Etkilenen bireyler ve aileleri için genetik danışmanlık önerilir. Tüm aile için psikososyal destek de önemlidir. Bu raporun Kaynaklar bölümünde listelenen kuruluşlar, mitokondriyal bozukluğu olan bireylere destek ve bilgi sağlamaktadır. PMM’nin tedavisi veya hastalığı iyileştirici bir tedavisi yoktur. Tedavi destekleyicidir ve mevcut olan spesifik PMM tipine dayanır ve her bireyde görülen spesifik semptomlara yöneliktir.
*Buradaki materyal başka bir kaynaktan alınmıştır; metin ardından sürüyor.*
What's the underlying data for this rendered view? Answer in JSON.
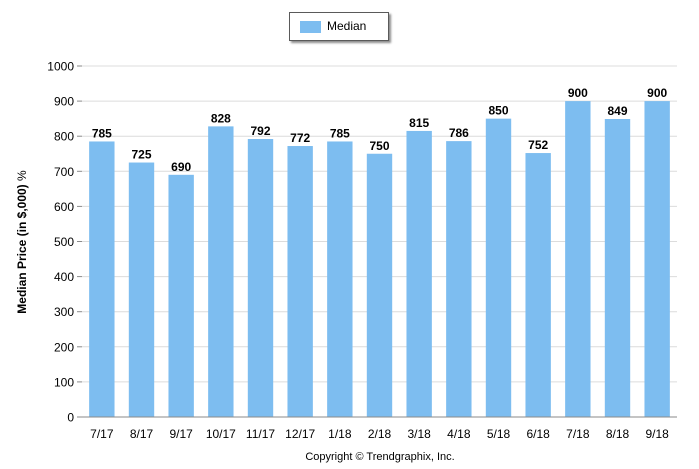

Mitokondriyal hastalığı olan bazı kişiler, vitamin ve takviyelerin bir kombinasyonuna yanıt vermiştir; buna bazen “mito-kokteyller” denir. Yaygın bileşenler arasında riboflavin (B2 vitamini), tiamin (B1 vitamini), L-karnitin, kreatin, koenzim Q10 ve antioksidanlar bulunur. Bu tedaviler, tüm tıbbi ekiple ve tercihen mitokondriyal bozuklukların tedavisinde deneyime sahip tıp uzmanlarıyla yakın istişarede bulunularak geliştirilir. Bazı bireylerde bu vitaminler ve takviyeler mitokondri fonksiyonunda herhangi bir iyileşme sağlamamaktadır.
Egzersiz, primer mitokondriyal miyopatisi olan kişiler için bazı faydalar göstermiştir. Araştırmacılar aerobik, dayanıklılık ve direnç antrenman programları üzerinde çalıştılar. Aerobik egzersizin gücü artırmada ve yorgunluğu azaltmada fayda sağladığı görülmüştür. Egzersiz programlarının etkilenen birçok bireyde yaşam kalitesini iyileştirdiği gösterilmiştir.
Nadir durumlarda, etkilenen bireylerde koenzim Q10 eksikliği vardır ve bu bireylerin bazıları yüksek dozda koenzim Q10 takviyesi ile tedaviye yanıt verebilir. Ek tedaviler destekleyicidir ve genellikle standart yönergeleri takip eder. Örneğin nöbetler, anti-epileptikler veya anti-konvülsan adı verilen nöbet önleyici ilaçlarla tedavi edilebilir. Göz kapağı düşüklüğü koltuk değneği veya ameliyatla tedavi edilebilir. İşitme kaybı koklear implant adı verilen işitme cihazlarıyla tedavi edilebilir.
İlk tanının ardından gelişimsel bir değerlendirme yapılabilir ve uygun mesleki, fiziksel ve konuşma terapileri başlatılabilir. Tüm bireyler için periyodik yeniden değerlendirmeler ve hizmetlerin ayarlanması sağlanmalıdır. Etkilenen çocuklara yönelik özel öğrenme programları da dahil olmak üzere ek tıbbi, sosyal ve/veya mesleki hizmetler gerekli olabilir.